Alaska Air said: “Brad Tilden will retire as chief executive officer on March 31, 2021, and Ben Minicucci, president of Alaska Airlines and a member of the Alaska Air Group board, will succeed him.”

Share price decline since November 2017

The announcement follows a decline in Alaska Air Group Inc.’s share price of 42% since November 2017.

In the position of CEO since 2012

Brad Tilden became CEO of the Company in 2012.

Tilden has been chairman of Alaska Air Group, Alaska Airlines and Horizon Air since January 2014.

He served as president of Alaska Airlines from December 2008 to May 2016.

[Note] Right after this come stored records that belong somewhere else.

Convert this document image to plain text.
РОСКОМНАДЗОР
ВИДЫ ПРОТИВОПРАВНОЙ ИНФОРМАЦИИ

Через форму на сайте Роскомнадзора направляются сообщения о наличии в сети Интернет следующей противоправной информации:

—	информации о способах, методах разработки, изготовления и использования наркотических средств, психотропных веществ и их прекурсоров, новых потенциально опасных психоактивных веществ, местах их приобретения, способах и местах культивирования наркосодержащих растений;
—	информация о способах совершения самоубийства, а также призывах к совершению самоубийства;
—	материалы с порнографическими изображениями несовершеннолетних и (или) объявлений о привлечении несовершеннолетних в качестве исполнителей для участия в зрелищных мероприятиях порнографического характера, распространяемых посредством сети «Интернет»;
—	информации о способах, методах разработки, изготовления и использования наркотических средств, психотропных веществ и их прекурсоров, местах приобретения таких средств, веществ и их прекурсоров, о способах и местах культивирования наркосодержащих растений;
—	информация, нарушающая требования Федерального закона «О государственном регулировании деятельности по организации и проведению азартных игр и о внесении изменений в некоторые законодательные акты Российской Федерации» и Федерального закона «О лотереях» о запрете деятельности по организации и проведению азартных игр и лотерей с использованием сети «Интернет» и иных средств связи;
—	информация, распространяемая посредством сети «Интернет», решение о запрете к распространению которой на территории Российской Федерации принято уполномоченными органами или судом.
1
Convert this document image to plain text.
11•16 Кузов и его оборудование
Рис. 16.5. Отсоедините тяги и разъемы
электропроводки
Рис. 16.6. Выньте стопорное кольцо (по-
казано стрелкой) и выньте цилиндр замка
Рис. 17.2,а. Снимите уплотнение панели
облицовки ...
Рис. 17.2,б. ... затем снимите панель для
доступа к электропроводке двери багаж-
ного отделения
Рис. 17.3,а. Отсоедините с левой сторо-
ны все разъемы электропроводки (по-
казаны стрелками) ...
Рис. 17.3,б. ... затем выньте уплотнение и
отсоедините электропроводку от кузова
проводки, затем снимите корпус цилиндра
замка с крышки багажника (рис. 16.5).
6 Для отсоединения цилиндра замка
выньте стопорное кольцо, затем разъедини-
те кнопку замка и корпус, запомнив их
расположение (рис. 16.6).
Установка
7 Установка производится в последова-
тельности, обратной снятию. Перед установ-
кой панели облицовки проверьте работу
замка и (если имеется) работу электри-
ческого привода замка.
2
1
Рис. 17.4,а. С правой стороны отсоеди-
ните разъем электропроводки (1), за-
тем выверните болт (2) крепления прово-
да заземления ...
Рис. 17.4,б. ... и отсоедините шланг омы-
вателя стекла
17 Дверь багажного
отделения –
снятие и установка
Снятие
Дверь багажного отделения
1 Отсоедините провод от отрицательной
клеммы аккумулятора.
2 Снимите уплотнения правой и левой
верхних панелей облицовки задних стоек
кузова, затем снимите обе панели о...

In May 2012, Tilden was named president and CEO of Alaska Air Group and CEO of Alaska Airlines, and he was CEO of Horizon Air from May 2012 to May 2016.

He served as executive vice president of finance and planning from 2002 to 2008 and as CFO from 2000 to 2008 for Alaska Airlines and Alaska Air Group.

Prior to 2000, he was vice president of finance at Alaska Airlines and Alaska Air Group.

Push-out Score determined

The Push-out Score™ determined by exechange gauges the pressure surrounding the management change on a scale of 0 to 10.

exechange reached out to Alaska Air and offered the company the opportunity to comment on the score.